Laos travel guide
Discover the delights of this laid-back country of mountains and rivers. Travellers will be well rewarded with luscious landscapes, friendly people and unique glimpses of a country that's hardly changed for over a century
Sandwiched between Thailand and Vietnam,
Laos offers visitors all the
romantic visions associated with South-East Asia:
saffron-robed monks,
gilded temples and
rusty bicycles.
The draw of Luang Prabang – Laos’s ancient capital – is particularly strong. This charming, tranquil place, with its mix of ancient and French colonial architecture, is regularly voted Wanderlust readers’ favourite city.
Some tourists tag a stopover in Luang Prabang to a general tour of South-East Asia. But it’s well-worth sticking around and exploring the rest of the Laos.
The striking mountainous scenery of Laos’s north is perfect for trekking, rafting and mountain-biking. Here you’ll find the Nam Ha National Protected Area, which is home to elephants, tigers, leopards and nearly 300 species of bird.
For those who prefer more chilled-out holidays, the south is inhabited by coconut palms and easy-going, sarong-clad villagers.
Wanderlust recommends
- Spot wild elephants, tigers and clouded leopards in Nam Ha National Park
- Go kayaking, caving and rock-climbing amid verdant rice paddies and karst rock formations
- Relax at a traditional Lao sauna, where the herb-infused steam is the perfect cure for long day on the road.
- Puzzle over the Plain of Jars: in Laos’s northeast you’ll find fields of giant stone urns – remnants of a lost civilization.
- Eat things on sticks – street stalls serve virtually anything impaled and grilled, however unlikely: frogs, snakes, tripe – even eggs.

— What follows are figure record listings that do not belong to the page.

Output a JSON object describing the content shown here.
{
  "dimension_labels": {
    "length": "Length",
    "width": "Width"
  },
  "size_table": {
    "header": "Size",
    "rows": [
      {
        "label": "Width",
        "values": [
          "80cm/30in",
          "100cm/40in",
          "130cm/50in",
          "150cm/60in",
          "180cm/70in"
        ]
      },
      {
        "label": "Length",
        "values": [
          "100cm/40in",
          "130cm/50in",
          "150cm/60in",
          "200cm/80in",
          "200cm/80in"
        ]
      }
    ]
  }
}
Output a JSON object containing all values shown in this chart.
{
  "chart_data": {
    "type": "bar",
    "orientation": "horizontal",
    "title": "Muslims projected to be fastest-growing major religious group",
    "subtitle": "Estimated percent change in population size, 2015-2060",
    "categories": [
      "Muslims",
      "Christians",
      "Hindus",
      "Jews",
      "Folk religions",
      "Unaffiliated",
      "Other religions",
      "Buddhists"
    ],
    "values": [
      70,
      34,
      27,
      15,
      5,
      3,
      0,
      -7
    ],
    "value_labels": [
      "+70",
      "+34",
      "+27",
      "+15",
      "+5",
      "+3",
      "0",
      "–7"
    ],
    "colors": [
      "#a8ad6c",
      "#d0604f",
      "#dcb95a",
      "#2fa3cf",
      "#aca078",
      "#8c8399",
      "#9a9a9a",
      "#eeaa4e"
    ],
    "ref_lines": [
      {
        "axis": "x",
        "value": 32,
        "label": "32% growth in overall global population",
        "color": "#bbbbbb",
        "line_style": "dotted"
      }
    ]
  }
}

- Chill out on one of the ‘Four Thousand Islands’ at Si Phan Don – a landlocked archipelago in the middle of the Mekong, in the south of Laos.
Wanderlust tips
Wat Phu Champsak in southern Laos is the most the evocative Khmer ruin outside of Cambodia and is mercifully free of the crowds that can dog Angkor Wat.
The best way to experience these litchen-blushed pavilions and the rural communities that surround them is by bicycle.